My Kid Could Be a Model: Gratitude Checkup #6

Monday November 15, 2010

How many moms have said – or thought – that?

Well, we did it. We live a stone’s throw from Miami, and a lot goes on there. When the boys were little, a fashion merchandiser we know told me she thought the boys had modeling potential.

We had a friend whose mom was an agent, so off we went to visit her. Four redheaded, vivacious boys aren’t easy to forget, and she loved them. She suggested a photographer and we got comps made for the boys.

All in all, it was a great experience for the boys. You hope for the Pampers commercial that pays for college…but that didn’t happen. They probably paid for the cost of their photo comps, gas and tolls, and the donuts treats that followed our outings.

Two of them were in the Dunkin Donuts calendar. Remember the Donut Man – “It’s time to make the donuts”? They posed with him, and he was very sweet. All four were in catalogues and print ads, the oldest had a small part in a movie, and all of the boys were in one commercial together. Nobody got rich. Our little movie actor probably made the most. It went into his savings and was used toward his first car.

But it was a great experience for them.

We went to a concert in Miami last week, and as we drove I thought to myself, “I was crazy to haul four boys down here in a minivan, looking for shoots, trying to find parking, keeping them all together and reasonably happy…” But they learned a lot from the experience. Here are a few lessons:

1. I’m not always chosen. That doesn’t mean there’s something wrong with me – people are just looking for something different sometimes.

2. Sometimes you have to wait...and wait, and wait. And occupy yourself while you're waiting.

3. Advertising isn’t real; it’s fake. It’s a show. (Valuable lessons as they grew up as little consumers.)

4. It takes all types of people to make up a world. And some are sweet and kind and some are not.

5. The beautiful people on the outside are not always beautiful on the inside. What’s in the heart is what comes out. "For the mouth speaks what the heart is full of." (Luke 6:45)

6. It’s what’s inside that’s really important.

Of course, they only learned these lessons as we pointed them out and reinforced them.

But I’m glad we had the opportunity to use those teachable moments. As I remembered those days, I realized I was thankful for that experience for the boys.

One more thing to be grateful for in this month of gratitude. Those days were challenging, but fun. They learned, they grew. I’m glad we had that experience.

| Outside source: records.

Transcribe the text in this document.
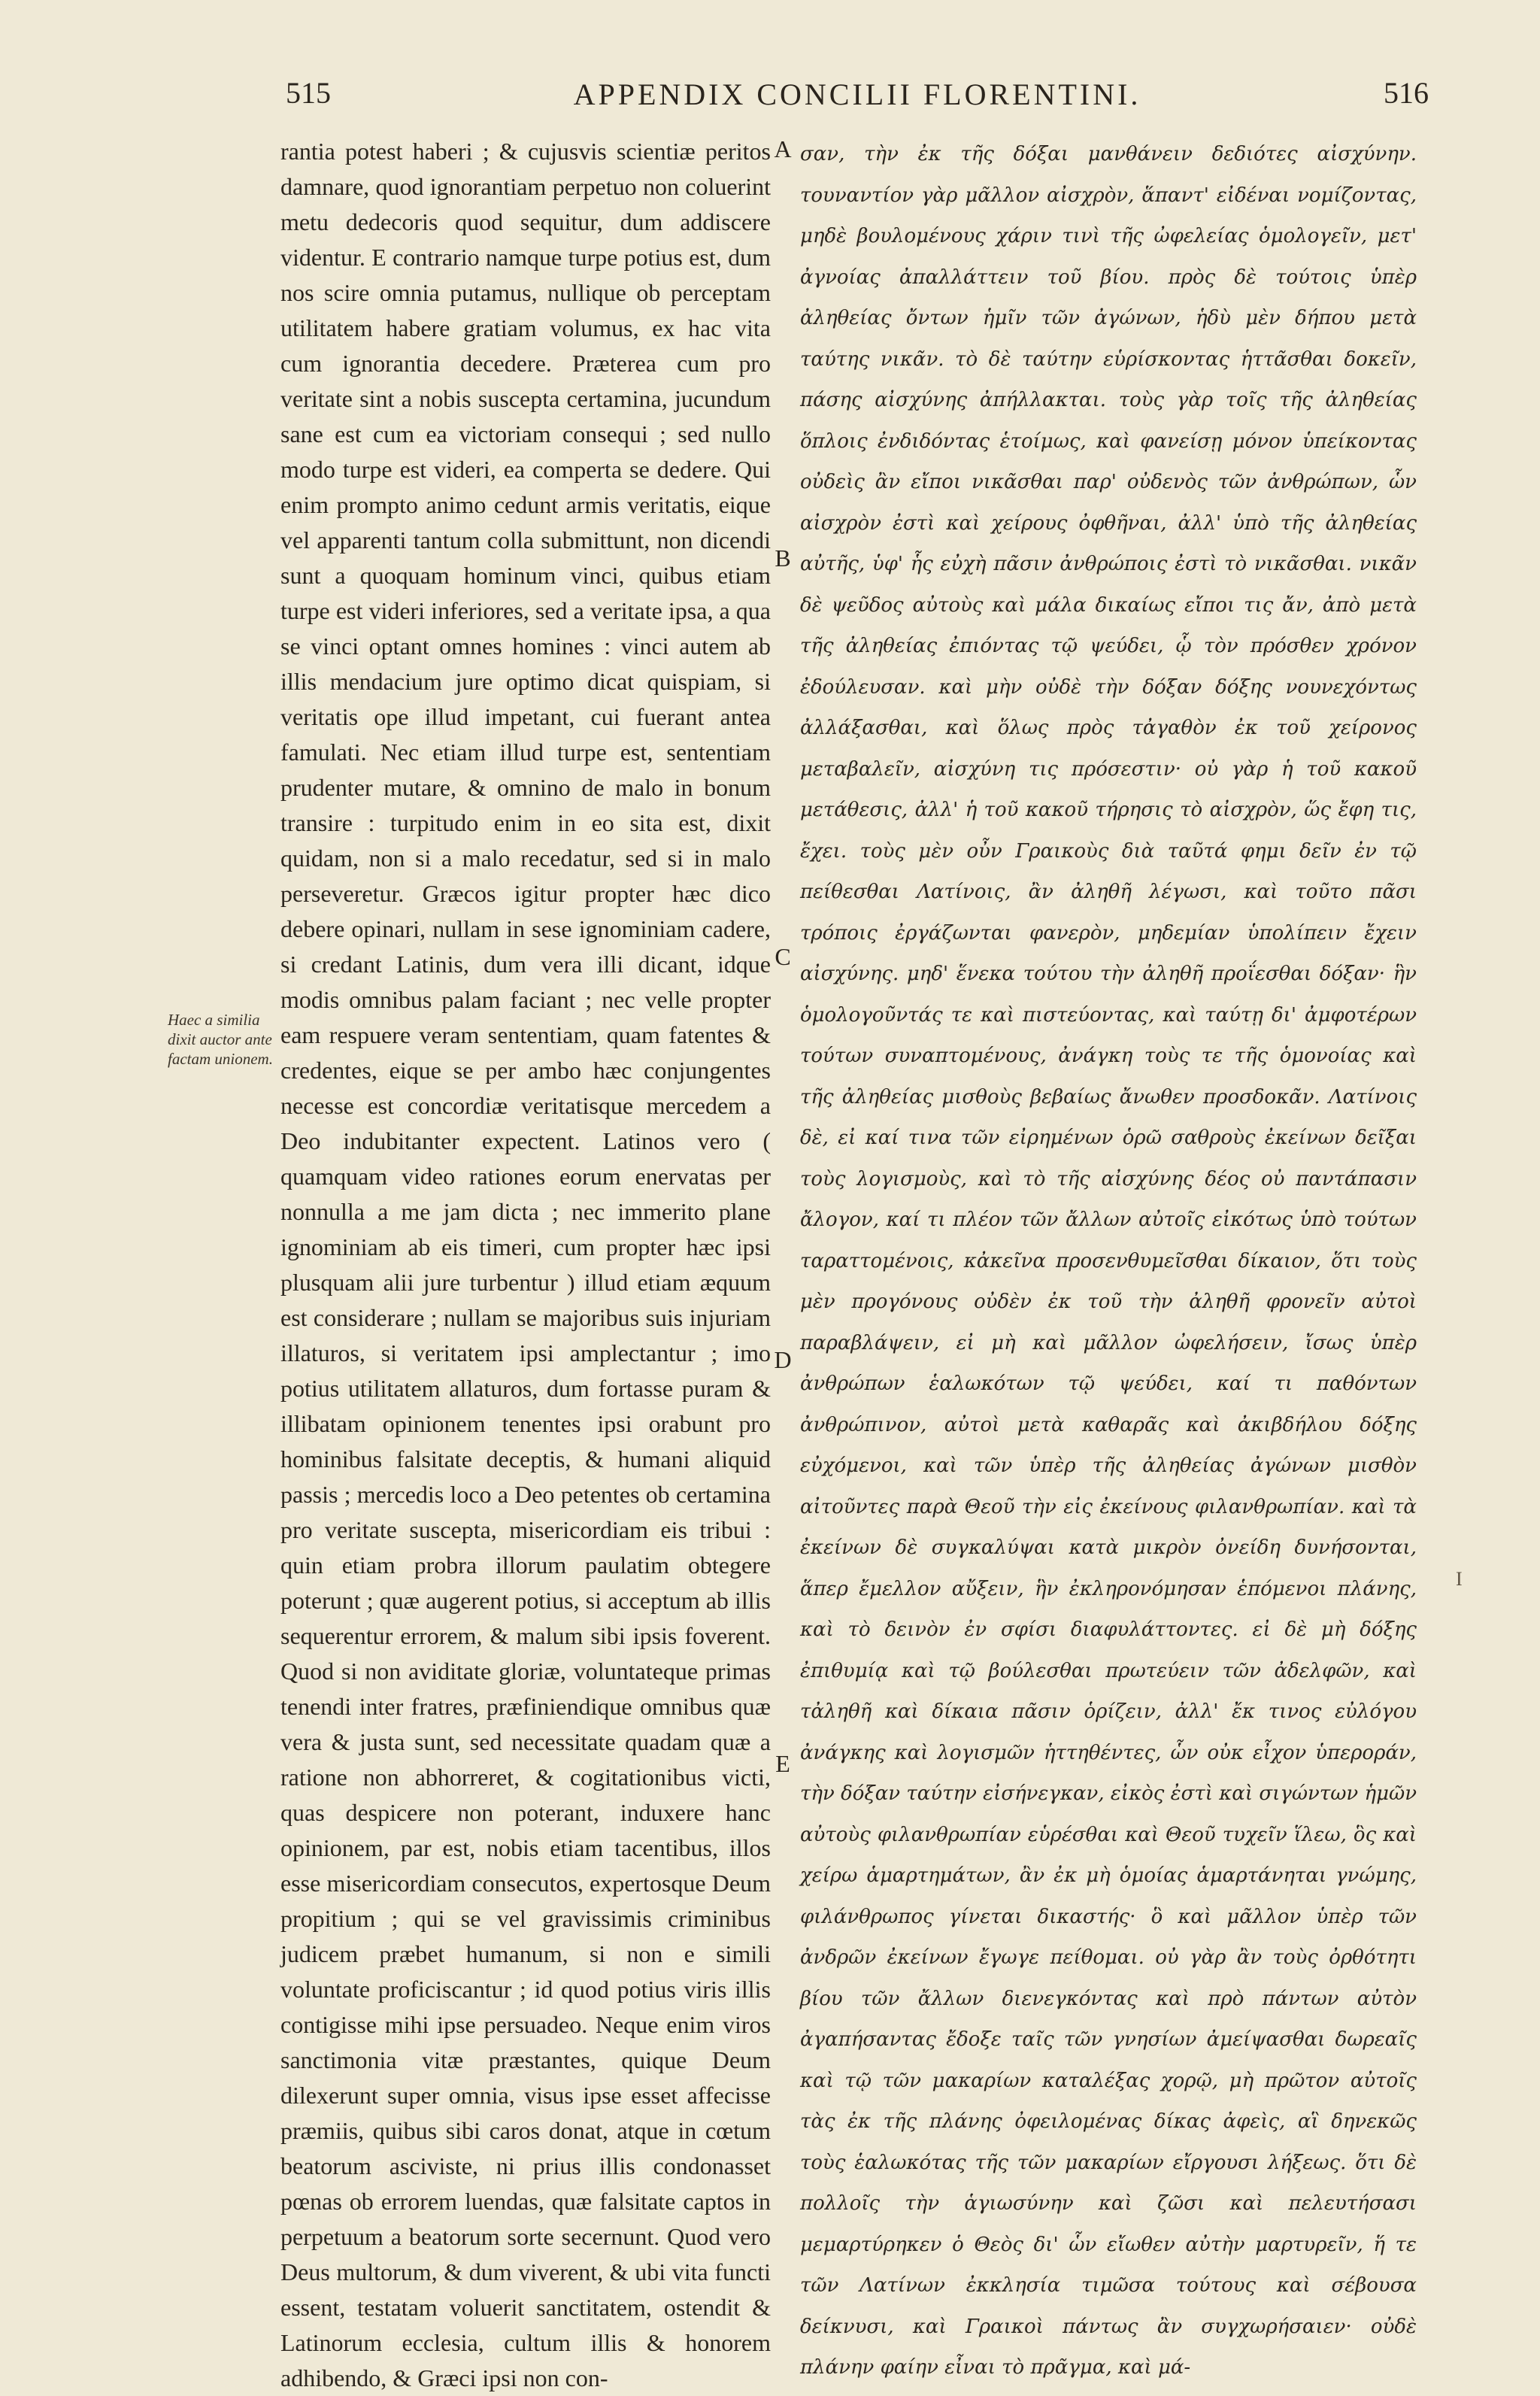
515	APPENDIX CONCILII FLORENTINI.	516

rantia potest haberi ; & cujusvis scientiæ peritos damnare, quod ignorantiam perpetuo non coluerint metu dedecoris quod sequitur, dum addiscere videntur. E contrario namque turpe potius est, dum nos scire omnia putamus, nullique ob perceptam utilitatem habere gratiam volumus, ex hac vita cum ignorantia decedere. Præterea cum pro veritate sint a nobis suscepta certamina, jucundum sane est cum ea victoriam consequi ; sed nullo modo turpe est videri, ea comperta se dedere. Qui enim prompto animo cedunt armis veritatis, eique vel apparenti tantum colla submittunt, non dicendi sunt a quoquam hominum vinci, quibus etiam turpe est videri inferiores, sed a veritate ipsa, a qua se vinci optant omnes homines : vinci autem ab illis mendacium jure optimo dicat quispiam, si veritatis ope illud impetant, cui fuerant antea famulati. Nec etiam illud turpe est, sententiam prudenter mutare, & omnino de malo in bonum transire : turpitudo enim in eo sita est, dixit quidam, non si a malo recedatur, sed si in malo perseveretur. Græcos igitur propter hæc dico debere opinari, nullam in sese ignominiam cadere, si credant Latinis, dum vera illi dicant, idque modis omnibus palam faciant ; nec velle propter eam respuere veram sententiam, quam fatentes & credentes, eique se per ambo hæc conjungentes necesse est concordiæ veritatisque mercedem a Deo indubitanter expectent. Latinos vero ( quamquam video rationes eorum enervatas per nonnulla a me jam dicta ; nec immerito plane ignominiam ab eis timeri, cum propter hæc ipsi plusquam alii jure turbentur ) illud etiam æquum est considerare ; nullam se majoribus suis injuriam illaturos, si veritatem ipsi amplectantur ; imo potius utilitatem allaturos, dum fortasse puram & illibatam opinionem tenentes ipsi orabunt pro hominibus falsitate deceptis, & humani aliquid passis ; mercedis loco a Deo petentes ob certamina pro veritate suscepta, misericordiam eis tribui : quin etiam probra illorum paulatim obtegere poterunt ; quæ augerent potius, si acceptum ab illis sequerentur errorem, & malum sibi ipsis foverent. Quod si non aviditate gloriæ, voluntateque primas tenendi inter fratres, præfiniendique omnibus quæ vera & justa sunt, sed necessitate quadam quæ a ratione non abhorreret, & cogitationibus victi, quas despicere non poterant, induxere hanc opinionem, par est, nobis etiam tacentibus, illos esse misericordiam consecutos, expertosque Deum propitium ; qui se vel gravissimis criminibus judicem præbet humanum, si non e simili voluntate proficiscantur ; id quod potius viris illis contigisse mihi ipse persuadeo. Neque enim viros sanctimonia vitæ præstantes, quique Deum dilexerunt super omnia, visus ipse esset affecisse præmiis, quibus sibi caros donat, atque in cœtum beatorum asciviste, ni prius illis condonasset pœnas ob errorem luendas, quæ falsitate captos in perpetuum a beatorum sorte secernunt. Quod vero Deus multorum, & dum viverent, & ubi vita functi essent, testatam voluerit sanctitatem, ostendit & Latinorum ecclesia, cultum illis & honorem adhibendo, & Græci ipsi non con-

σαν, τὴν ἐκ τῆς δόξαι μανθάνειν δεδιότες αἰσχύνην. τουναντίον γὰρ μᾶλλον αἰσχρὸν, ἅπαντ' εἰδέναι νομίζοντας, μηδὲ βουλομένους χάριν τινὶ τῆς ὠφελείας ὁμολογεῖν, μετ' ἀγνοίας ἀπαλλάττειν τοῦ βίου. πρὸς δὲ τούτοις ὑπὲρ ἀληθείας ὄντων ἡμῖν τῶν ἀγώνων, ἡδὺ μὲν δήπου μετὰ ταύτης νικᾶν. τὸ δὲ ταύτην εὑρίσκοντας ἡττᾶσθαι δοκεῖν, πάσης αἰσχύνης ἀπήλλακται. τοὺς γὰρ τοῖς τῆς ἀληθείας ὅπλοις ἐνδιδόντας ἑτοίμως, καὶ φανείσῃ μόνον ὑπείκοντας οὐδεὶς ἂν εἴποι νικᾶσθαι παρ' οὐδενὸς τῶν ἀνθρώπων, ὧν αἰσχρὸν ἐστὶ καὶ χείρους ὀφθῆναι, ἀλλ' ὑπὸ τῆς ἀληθείας αὐτῆς, ὑφ' ἧς εὐχὴ πᾶσιν ἀνθρώποις ἐστὶ τὸ νικᾶσθαι. νικᾶν δὲ ψεῦδος αὐτοὺς καὶ μάλα δικαίως εἴποι τις ἄν, ἀπὸ μετὰ τῆς ἀληθείας ἐπιόντας τῷ ψεύδει, ᾧ τὸν πρόσθεν χρόνον ἐδούλευσαν. καὶ μὴν οὐδὲ τὴν δόξαν δόξης νουνεχόντως ἀλλάξασθαι, καὶ ὅλως πρὸς τἀγαθὸν ἐκ τοῦ χείρονος μεταβαλεῖν, αἰσχύνη τις πρόσεστιν· οὐ γὰρ ἡ τοῦ κακοῦ μετάθεσις, ἀλλ' ἡ τοῦ κακοῦ τήρησις τὸ αἰσχρὸν, ὥς ἔφη τις, ἔχει. τοὺς μὲν οὖν Γραικοὺς διὰ ταῦτά φημι δεῖν ἐν τῷ πείθεσθαι Λατίνοις, ἂν ἀληθῆ λέγωσι, καὶ τοῦτο πᾶσι τρόποις ἐργάζωνται φανερὸν, μηδεμίαν ὑπολίπειν ἔχειν αἰσχύνης. μηδ' ἕνεκα τούτου τὴν ἀληθῆ προΐεσθαι δόξαν· ἣν ὁμολογοῦντάς τε καὶ πιστεύοντας, καὶ ταύτῃ δι' ἀμφοτέρων τούτων συναπτομένους, ἀνάγκη τοὺς τε τῆς ὁμονοίας καὶ τῆς ἀληθείας μισθοὺς βεβαίως ἄνωθεν προσδοκᾶν. Λατίνοις δὲ, εἰ καί τινα τῶν εἰρημένων ὁρῶ σαθροὺς ἐκείνων δεῖξαι τοὺς λογισμοὺς, καὶ τὸ τῆς αἰσχύνης δέος οὐ παντάπασιν ἄλογον, καί τι πλέον τῶν ἄλλων αὐτοῖς εἰκότως ὑπὸ τούτων ταραττομένοις, κἀκεῖνα προσενθυμεῖσθαι δίκαιον, ὅτι τοὺς μὲν προγόνους οὐδὲν ἐκ τοῦ τὴν ἀληθῆ φρονεῖν αὐτοὶ παραβλάψειν, εἰ μὴ καὶ μᾶλλον ὠφελήσειν, ἴσως ὑπὲρ ἀνθρώπων ἑαλωκότων τῷ ψεύδει, καί τι παθόντων ἀνθρώπινον, αὐτοὶ μετὰ καθαρᾶς καὶ ἀκιβδήλου δόξης εὐχόμενοι, καὶ τῶν ὑπὲρ τῆς ἀληθείας ἀγώνων μισθὸν αἰτοῦντες παρὰ Θεοῦ τὴν εἰς ἐκείνους φιλανθρωπίαν. καὶ τὰ ἐκείνων δὲ συγκαλύψαι κατὰ μικρὸν ὀνείδη δυνήσονται, ἅπερ ἔμελλον αὔξειν, ἣν ἐκληρονόμησαν ἑπόμενοι πλάνης, καὶ τὸ δεινὸν ἐν σφίσι διαφυλάττοντες. εἰ δὲ μὴ δόξης ἐπιθυμίᾳ καὶ τῷ βούλεσθαι πρωτεύειν τῶν ἀδελφῶν, καὶ τἀληθῆ καὶ δίκαια πᾶσιν ὁρίζειν, ἀλλ' ἔκ τινος εὐλόγου ἀνάγκης καὶ λογισμῶν ἡττηθέντες, ὧν οὐκ εἶχον ὑπεροράν, τὴν δόξαν ταύτην εἰσήνεγκαν, εἰκὸς ἐστὶ καὶ σιγώντων ἡμῶν αὐτοὺς φιλανθρωπίαν εὑρέσθαι καὶ Θεοῦ τυχεῖν ἵλεω, ὃς καὶ χείρω ἁμαρτημάτων, ἂν ἐκ μὴ ὁμοίας ἁμαρτάνηται γνώμης, φιλάνθρωπος γίνεται δικαστής· ὃ καὶ μᾶλλον ὑπὲρ τῶν ἀνδρῶν ἐκείνων ἔγωγε πείθομαι. οὐ γὰρ ἂν τοὺς ὀρθότητι βίου τῶν ἄλλων διενεγκόντας καὶ πρὸ πάντων αὐτὸν ἀγαπήσαντας ἔδοξε ταῖς τῶν γνησίων ἀμείψασθαι δωρεαῖς καὶ τῷ τῶν μακαρίων καταλέξας χορῷ, μὴ πρῶτον αὐτοῖς τὰς ἐκ τῆς πλάνης ὀφειλομένας δίκας ἀφεὶς, αἳ δηνεκῶς τοὺς ἑαλωκότας τῆς τῶν μακαρίων εἴργουσι λήξεως. ὅτι δὲ πολλοῖς τὴν ἁγιωσύνην καὶ ζῶσι καὶ πελευτήσασι μεμαρτύρηκεν ὁ Θεὸς δι' ὧν εἴωθεν αὐτὴν μαρτυρεῖν, ἥ τε τῶν Λατίνων ἐκκλησία τιμῶσα τούτους καὶ σέβουσα δείκνυσι, καὶ Γραικοὶ πάντως ἂν συγχωρήσαιεν· οὐδὲ πλάνην φαίην εἶναι τὸ πρᾶγμα, καὶ μά-

Haec a similia dixit auctor ante factam unionem.
A
B
C
D
E
I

What's an experience you’re glad your kids had? An incident you were able to use as a teachable moment?

6 comments:

TravelinGirls said...

This is a great topic to touch on! My kids are modeling and acting right now .It has been a great learning experience for all the reasons you mentioned!! Another great thing it has done for my kids, especially my daughter, is that it has given them confidence. They also now know that modeling and acting are NOT all glamour! Its work! Thank you for this article!

Jean Wise said...

wow I love the lessons you gleaned from this experience, especially helping kids learn you don't always win and sometimes you wait. life lessons for all of us.

Jennifer @ Getting Down With Jesus said...

Fun story! Do you have a clip of the commercial you could post?

Great lesson, too, on inward and outward beauty. With a mama like you, something tells me your children were blessed with both.

:-)

Laura said...

This is such a hard one, Laura.We want them to have character, but we don't want them to have to hurt to earn it. You are very wise to see this perspective.

And I loved that Dunkin' Donuts guy.

p.s. I wish I could come to your show!! It sounds like it will be amazing. Too far away though. So I'll just say it now: Break a leg!

Jenny said...

We went round and round with this for my daughter. Living in Atlanta, there were a million opportunities for her, but we finally decided against it. I didn't want her to grow up in a world where her beauty defined her and decided her worth. I didn't want her to face the pressures of being thin and beautiful. If it had been my son, I would probably have felt differently about it, the pressures on boys are just not as great, nor as damaging in the long term. So glad you had a good experience.

Laura said...

I know what you mean! I often said, "I just don't know if I'd do this if they were girls..." It was a lot easier with boys.